I would keep my eyes and ears open while I was with Snoad. Now that I knew him for a villain, I might pick up something I had overlooked before.
The loft was unchanged, so far as I could tell at a glance. Snoad still wore his jacket and cravat, which looked out of place as he was sweeping the floor. He looked up when he heard the door close.
“I was just preparing for your visit,” he said, lifting the broom. I thought he was embarrassed to be caught at such a low job. But then, it was one of his regular duties, so there was no reason he should be.
“It looks very tidy.”
He set the broom aside and came to meet me. “You were going to tell me how things went in Brighton,” he said.
The seating arrangements in the loft were primitive. Two abandoned kitchen chairs and a deal table had been brought up. They were discolored from exposure to the damp, so I avoided them. We walked back and forth along the parapet as we talked.
“It was very curious,” I said. “The police were not at all helpful. No one saw the murder.”
“Where was the body found? In the hotel, or in some back alley?”
I hesitated a moment, and decided against the hotel. To add a touch of veracity, I chose a spe
cific location. “At the fish market. Perhaps he was going to bring us home some fresh fish.”
Snoad listened, tension in every line of his body. “So he was killed in Brighton then.”
Now, too late, I wondered if I should have opted for London. “Yes,” I said.
“He wasn’t buying fish. More likely it was an assignation. He was not planning to return till the next afternoon. He wouldn’t buy fish so early in his visit. What time of day was he killed? Evening, I assume.”
“Yes, the body was found around dinnertime.”
“Did the constable tell you why it was taken to London?”
“No.”
“He must have given some excuse,” Snoad persisted. He was a close questioner!
“They—there was no identification on him. They thought he was a Londoner, just down for a visit, and took his body there.”
“But his wallet was returned with his body. He carried his calling cards in it.”
“It must have been at the hotel.”
“He wouldn’t go out without it. If the police knew he was staying at the Royal Crescent, then they would have no trouble discovering who he was. There’s something havey cavey about this.”
I was becoming annoyed at Snoad’s curiosity and spoke sharply. “The constable was not very helpful. The man who actually handled the case was not working yesterday.

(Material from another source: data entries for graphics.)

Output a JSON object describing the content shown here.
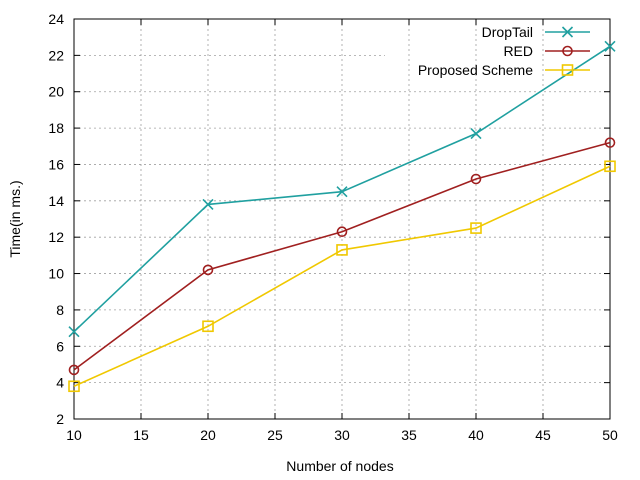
{
  "chart_data": {
    "type": "line",
    "title": "",
    "xlabel": "Number of nodes",
    "ylabel": "Time(in ms.)",
    "xlim": [
      10,
      50
    ],
    "ylim": [
      2,
      24
    ],
    "xticks": [
      10,
      15,
      20,
      25,
      30,
      35,
      40,
      45,
      50
    ],
    "yticks": [
      2,
      4,
      6,
      8,
      10,
      12,
      14,
      16,
      18,
      20,
      22,
      24
    ],
    "grid": true,
    "legend_position": "top-right",
    "x": [
      10,
      20,
      30,
      40,
      50
    ],
    "series": [
      {
        "name": "DropTail",
        "marker": "x",
        "color": "#20a0a0",
        "values": [
          6.8,
          13.8,
          14.5,
          17.7,
          22.5
        ]
      },
      {
        "name": "RED",
        "marker": "circle",
        "color": "#a02020",
        "values": [
          4.7,
          10.2,
          12.3,
          15.2,
          17.2
        ]
      },
      {
        "name": "Proposed Scheme",
        "marker": "square",
        "color": "#f0c800",
        "values": [
          3.8,
          7.1,
          11.3,
          12.5,
          15.9
        ]
      }
    ]
  }
}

The other one, the one who attended us, had only the report to go by.”
“And you’re going to leave it like this?” he demanded angrily. “Your father is murdered, and you stay only half a day, without even speaking to the constable who found him?”
“We put notices in the journals. If anyone saw anything, they will be in touch with us. What do you expect of me? He’s dead. Prying into it is not going to bring him back.”
“By God, if it were my father who had been shot, I would make more effort than this to find his assassin, and kill him.”
“Well, he was not your father. He was mine, and if there were any evidence, you may be sure I would follow it up. I would stop at nothing to get revenge on whoever harmed him. That poor, innocent man. Someone ought to pay. I am satisfied, however, that it was a senseless slaying. Some footpad got hold of him and shot him and disappeared into the night without leaving a trace.”